At Eastern Connecticut State University—which is about 30 percent students of color—lower-income, minority and first-generation students often had no cars, so had difficulty traveling off campus to internships. White students got most of the internships, said President Elsa Núñez.

Eastern’s Work Hub eliminates that need, allowing students to develop practical skills doing real-time work assignments without having to travel off campus, and providing the insurance company Cigna with a computer network and facility where its staff could provide on-site guidance and support to Eastern student interns. Moreover, Núñez observed that the boss in Eastern’s internships automatically becomes the mentor—important in the employability discussion.

Commission member Paul LeBlanc, the president of Southern New Hampshire University and guru of competency-based education, said a critical factor is to provide internships and mentors for students of color; also cultural, not academic, mentorship is needed for students who get the feeling they don’t belong, as Núñez said of her own beginnings in college.

In case anyone still doubts an equity imperative, LeBlanc cited the hard data from Deloitte showing benefits from diversity in teams. RISD’s Somerson said diversity is crucial to innovation. Núñez had a solution for companies that want a fast track to diversity: Forgive student loans.

Rhode Island College President Frank Sánchez added some keen insights to the equity panel.

Why is the conversation missing the large segments of unemployed and underemployed people who are not connecting with traditional educators? How do you formally embed employability in the curriculum? How can we bolster compassion in nursing and teaching, or help businesspeople connect with diverse populations?

Sánchez added that ironically many of the things that HEIs do to raise stature—such as increasing tuition and raising standards—hurt the most vulnerable students. To which Núñez remembered a mentor’s quote: “We can be an elite institution without being elitist.”

Some pointed out a simple overlooked truth on equity: the profound importance of stable state need-based financial aid, which has been generally up and down in New England.

Labor-Market Information

A working group on labor-market information (LMI) weighed real-time vs. traditional LMI. Real-time LMI has the virtue of capturing in-demand employability skills. But working group members agreed that the two types of LMI are complementary and should be bolstered by local intelligence, conversations with employers, local economic drivers and student body makeups.
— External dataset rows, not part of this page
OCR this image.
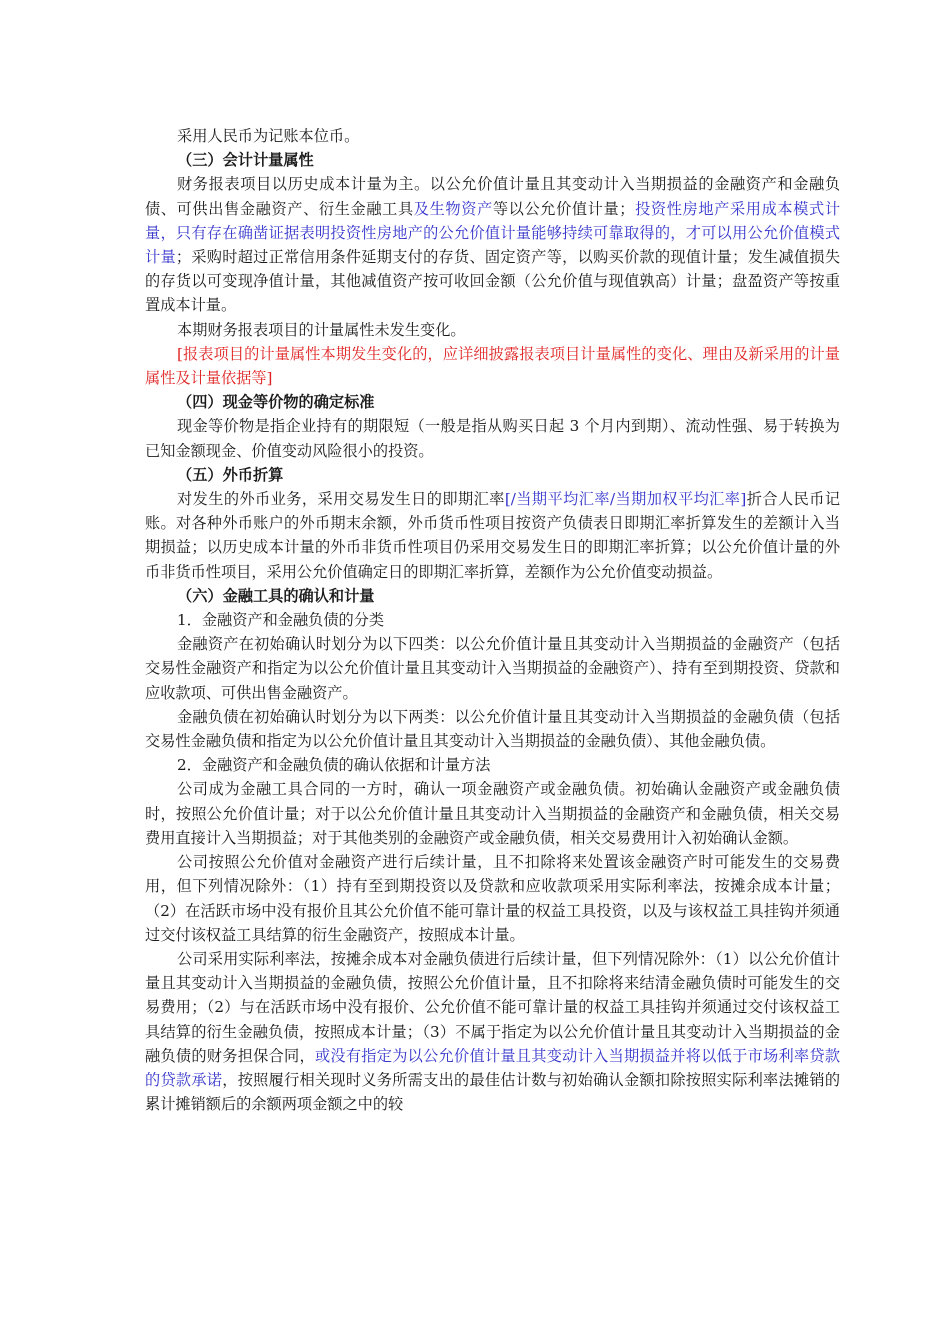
采用人民币为记账本位币。

（三）会计计量属性

财务报表项目以历史成本计量为主。以公允价值计量且其变动计入当期损益的金融资产和金融负债、可供出售金融资产、衍生金融工具及生物资产等以公允价值计量；投资性房地产采用成本模式计量，只有存在确凿证据表明投资性房地产的公允价值计量能够持续可靠取得的，才可以用公允价值模式计量；采购时超过正常信用条件延期支付的存货、固定资产等，以购买价款的现值计量；发生减值损失的存货以可变现净值计量，其他减值资产按可收回金额（公允价值与现值孰高）计量；盘盈资产等按重置成本计量。

本期财务报表项目的计量属性未发生变化。

[报表项目的计量属性本期发生变化的，应详细披露报表项目计量属性的变化、理由及新采用的计量属性及计量依据等]

（四）现金等价物的确定标准

现金等价物是指企业持有的期限短（一般是指从购买日起 3 个月内到期）、流动性强、易于转换为已知金额现金、价值变动风险很小的投资。

（五）外币折算

对发生的外币业务，采用交易发生日的即期汇率[/当期平均汇率/当期加权平均汇率]折合人民币记账。对各种外币账户的外币期末余额，外币货币性项目按资产负债表日即期汇率折算发生的差额计入当期损益；以历史成本计量的外币非货币性项目仍采用交易发生日的即期汇率折算；以公允价值计量的外币非货币性项目，采用公允价值确定日的即期汇率折算，差额作为公允价值变动损益。

（六）金融工具的确认和计量

1．金融资产和金融负债的分类

金融资产在初始确认时划分为以下四类：以公允价值计量且其变动计入当期损益的金融资产（包括交易性金融资产和指定为以公允价值计量且其变动计入当期损益的金融资产）、持有至到期投资、贷款和应收款项、可供出售金融资产。

金融负债在初始确认时划分为以下两类：以公允价值计量且其变动计入当期损益的金融负债（包括交易性金融负债和指定为以公允价值计量且其变动计入当期损益的金融负债）、其他金融负债。

2．金融资产和金融负债的确认依据和计量方法

公司成为金融工具合同的一方时，确认一项金融资产或金融负债。初始确认金融资产或金融负债时，按照公允价值计量；对于以公允价值计量且其变动计入当期损益的金融资产和金融负债，相关交易费用直接计入当期损益；对于其他类别的金融资产或金融负债，相关交易费用计入初始确认金额。

公司按照公允价值对金融资产进行后续计量，且不扣除将来处置该金融资产时可能发生的交易费用，但下列情况除外：（1）持有至到期投资以及贷款和应收款项采用实际利率法，按摊余成本计量；（2）在活跃市场中没有报价且其公允价值不能可靠计量的权益工具投资，以及与该权益工具挂钩并须通过交付该权益工具结算的衍生金融资产，按照成本计量。

公司采用实际利率法，按摊余成本对金融负债进行后续计量，但下列情况除外：（1）以公允价值计量且其变动计入当期损益的金融负债，按照公允价值计量，且不扣除将来结清金融负债时可能发生的交易费用；（2）与在活跃市场中没有报价、公允价值不能可靠计量的权益工具挂钩并须通过交付该权益工具结算的衍生金融负债，按照成本计量；（3）不属于指定为以公允价值计量且其变动计入当期损益的金融负债的财务担保合同，或没有指定为以公允价值计量且其变动计入当期损益并将以低于市场利率贷款的贷款承诺，按照履行相关现时义务所需支出的最佳估计数与初始确认金额扣除按照实际利率法摊销的累计摊销额后的余额两项金额之中的较
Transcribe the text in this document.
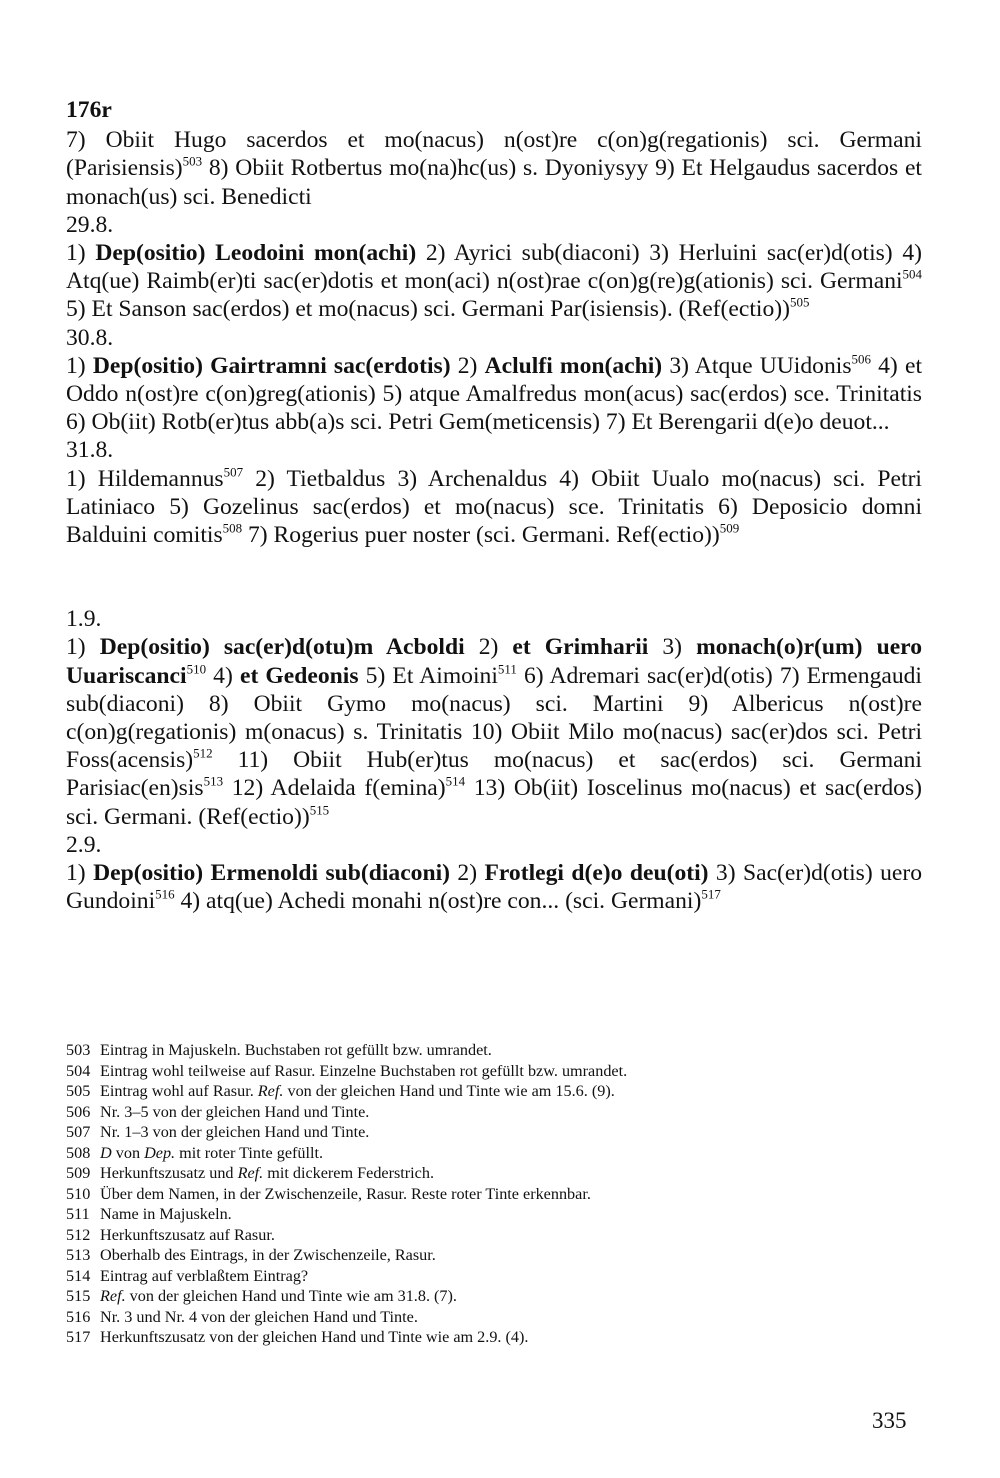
176r
7) Obiit Hugo sacerdos et mo(nacus) n(ost)re c(on)g(regationis) sci. Germani (Parisiensis)$^{503}$ 8) Obiit Rotbertus mo(na)hc(us) s. Dyoniysyy 9) Et Helgaudus sacerdos et monach(us) sci. Benedicti
29.8.
1) Dep(ositio) Leodoini mon(achi) 2) Ayrici sub(diaconi) 3) Herluini sac(er)d(otis) 4) Atq(ue) Raimb(er)ti sac(er)dotis et mon(aci) n(ost)rae c(on)g(re)g(ationis) sci. Germani$^{504}$ 5) Et Sanson sac(erdos) et mo(nacus) sci. Germani Par(isiensis). (Ref(ectio))$^{505}$
30.8.
1) Dep(ositio) Gairtramni sac(erdotis) 2) Aclulfi mon(achi) 3) Atque UUidonis$^{506}$ 4) et Oddo n(ost)re c(on)greg(ationis) 5) atque Amalfredus mon(acus) sac(erdos) sce. Trinitatis 6) Ob(iit) Rotb(er)tus abb(a)s sci. Petri Gem(meticensis) 7) Et Berengarii d(e)o deuot...
31.8.
1) Hildemannus$^{507}$ 2) Tietbaldus 3) Archenaldus 4) Obiit Uualo mo(nacus) sci. Petri Latiniaco 5) Gozelinus sac(erdos) et mo(nacus) sce. Trinitatis 6) Deposicio domni Balduini comitis$^{508}$ 7) Rogerius puer noster (sci. Germani. Ref(ectio))$^{509}$
1.9.
1) Dep(ositio) sac(er)d(otu)m Acboldi 2) et Grimharii 3) monach(o)r(um) uero Uuariscanci$^{510}$ 4) et Gedeonis 5) Et Aimoini$^{511}$ 6) Adremari sac(er)d(otis) 7) Ermengaudi sub(diaconi) 8) Obiit Gymo mo(nacus) sci. Martini 9) Albericus n(ost)re c(on)g(regationis) m(onacus) s. Trinitatis 10) Obiit Milo mo(nacus) sac(er)dos sci. Petri Foss(acensis)$^{512}$ 11) Obiit Hub(er)tus mo(nacus) et sac(erdos) sci. Germani Parisiac(en)sis$^{513}$ 12) Adelaida $f(emina)^{514}$ 13) Ob(iit) Ioscelinus mo(nacus) et sac(erdos) sci. Germani. (Ref(ectio))$^{515}$
2.9.
1) Dep(ositio) Ermenoldi sub(diaconi) 2) Frotlegi d(e)o deu(oti) 3) Sac(er)d(otis) uero Gundoini$^{516}$ 4) atq(ue) Achedi monahi n(ost)re con... (sci. Germani)$^{517}$
503 Eintrag in Majuskeln. Buchstaben rot gefüllt bzw. umrandet.
504 Eintrag wohl teilweise auf Rasur. Einzelne Buchstaben rot gefüllt bzw. umrandet.
505 Eintrag wohl auf Rasur. Ref. von der gleichen Hand und Tinte wie am 15.6. (9).
506 Nr. 3–5 von der gleichen Hand und Tinte.
507 Nr. 1–3 von der gleichen Hand und Tinte.
508 D von Dep. mit roter Tinte gefüllt.
509 Herkunftszusatz und Ref. mit dickerem Federstrich.
510 Über dem Namen, in der Zwischenzeile, Rasur. Reste roter Tinte erkennbar.
511 Name in Majuskeln.
512 Herkunftszusatz auf Rasur.
513 Oberhalb des Eintrags, in der Zwischenzeile, Rasur.
514 Eintrag auf verblaßtem Eintrag?
515 Ref. von der gleichen Hand und Tinte wie am 31.8. (7).
516 Nr. 3 und Nr. 4 von der gleichen Hand und Tinte.
517 Herkunftszusatz von der gleichen Hand und Tinte wie am 2.9. (4).
335
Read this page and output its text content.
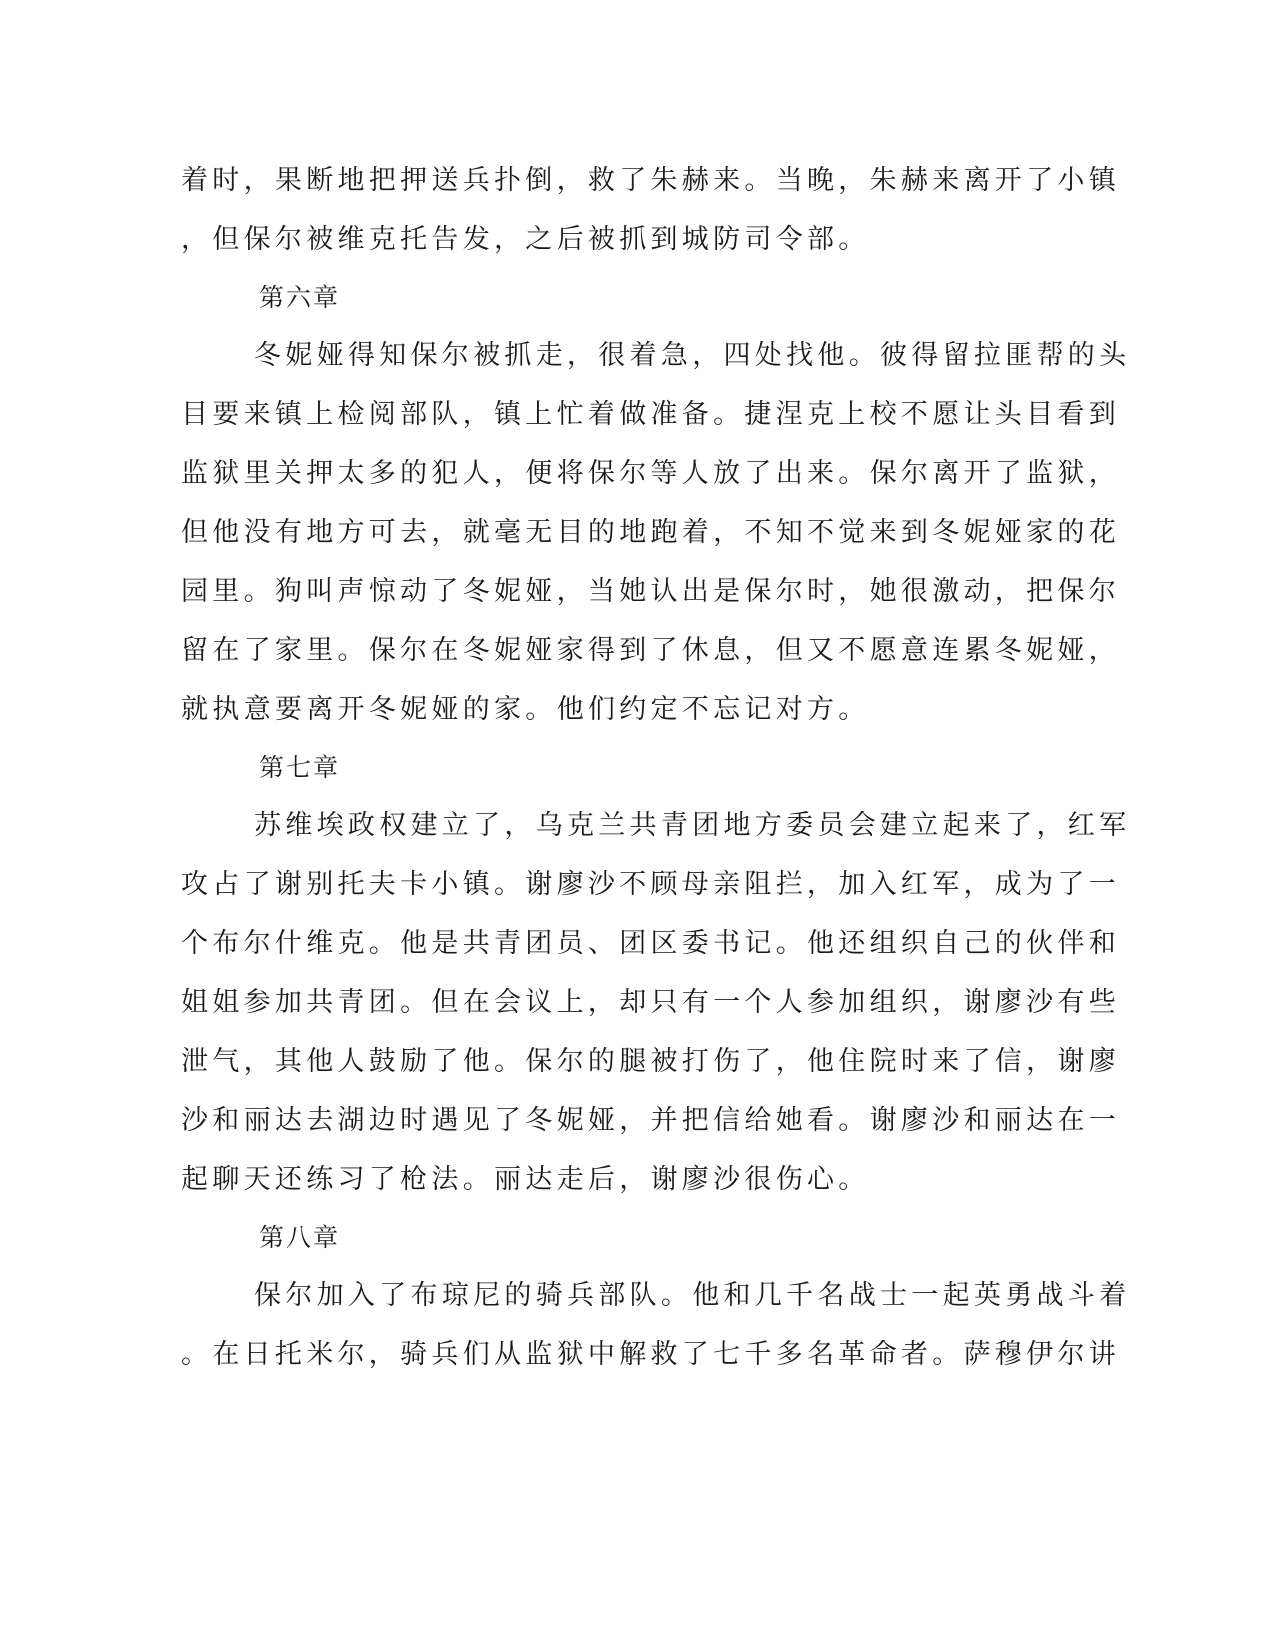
着时，果断地把押送兵扑倒，救了朱赫来。当晚，朱赫来离开了小镇
，但保尔被维克托告发，之后被抓到城防司令部。
第六章
冬妮娅得知保尔被抓走，很着急，四处找他。彼得留拉匪帮的头
目要来镇上检阅部队，镇上忙着做准备。捷涅克上校不愿让头目看到
监狱里关押太多的犯人，便将保尔等人放了出来。保尔离开了监狱，
但他没有地方可去，就毫无目的地跑着，不知不觉来到冬妮娅家的花
园里。狗叫声惊动了冬妮娅，当她认出是保尔时，她很激动，把保尔
留在了家里。保尔在冬妮娅家得到了休息，但又不愿意连累冬妮娅，
就执意要离开冬妮娅的家。他们约定不忘记对方。
第七章
苏维埃政权建立了，乌克兰共青团地方委员会建立起来了，红军
攻占了谢别托夫卡小镇。谢廖沙不顾母亲阻拦，加入红军，成为了一
个布尔什维克。他是共青团员、团区委书记。他还组织自己的伙伴和
姐姐参加共青团。但在会议上，却只有一个人参加组织，谢廖沙有些
泄气，其他人鼓励了他。保尔的腿被打伤了，他住院时来了信，谢廖
沙和丽达去湖边时遇见了冬妮娅，并把信给她看。谢廖沙和丽达在一
起聊天还练习了枪法。丽达走后，谢廖沙很伤心。
第八章
保尔加入了布琼尼的骑兵部队。他和几千名战士一起英勇战斗着
。在日托米尔，骑兵们从监狱中解救了七千多名革命者。萨穆伊尔讲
Berkshire Community College President Ellen Kennedy suggested that the information be tweeked for different sectors to establish benchmarks and skillsets. And that exemplars offer best practices. And perhaps that the Commission identify five essential knowledge points to brand New England and make it attractive for businesses to settle.

Working group members hailed recent LMI initiatives including WorkReadyNH and Maine is IT!, a U.S. Labor Department-funded partnership with Maine community colleges. They also floated the idea of a partnership to share costs of working with outfits such as Burning Glass to look at resume data to study career progressions and occupational transitions. And they spoke of communicating how LMI can be used to improve institutions’ business practices.

Student voices

A key aspect of the NEBHE Commission is the voices of students.

Great Bay Community College alumna Heather Bollinger thought that the region could benefit from a regionwide version of WorkReadyNH. That’s a Granite State program that teaches students interviewing skills so they are prepared to enter the workforce.

Another student rep on the Commission, Mariella Lucaj of the Community College of Rhode Island, recommended marketing the Commission’s work directly to students—and encourage them think differently about their skills—and job prospects.

Desirae LeBlanc, a University of New England student on the Commission, recommended finding a way to push students to want to seek out internships; spoke of her own experiences with service learning programs helping her with employability skills.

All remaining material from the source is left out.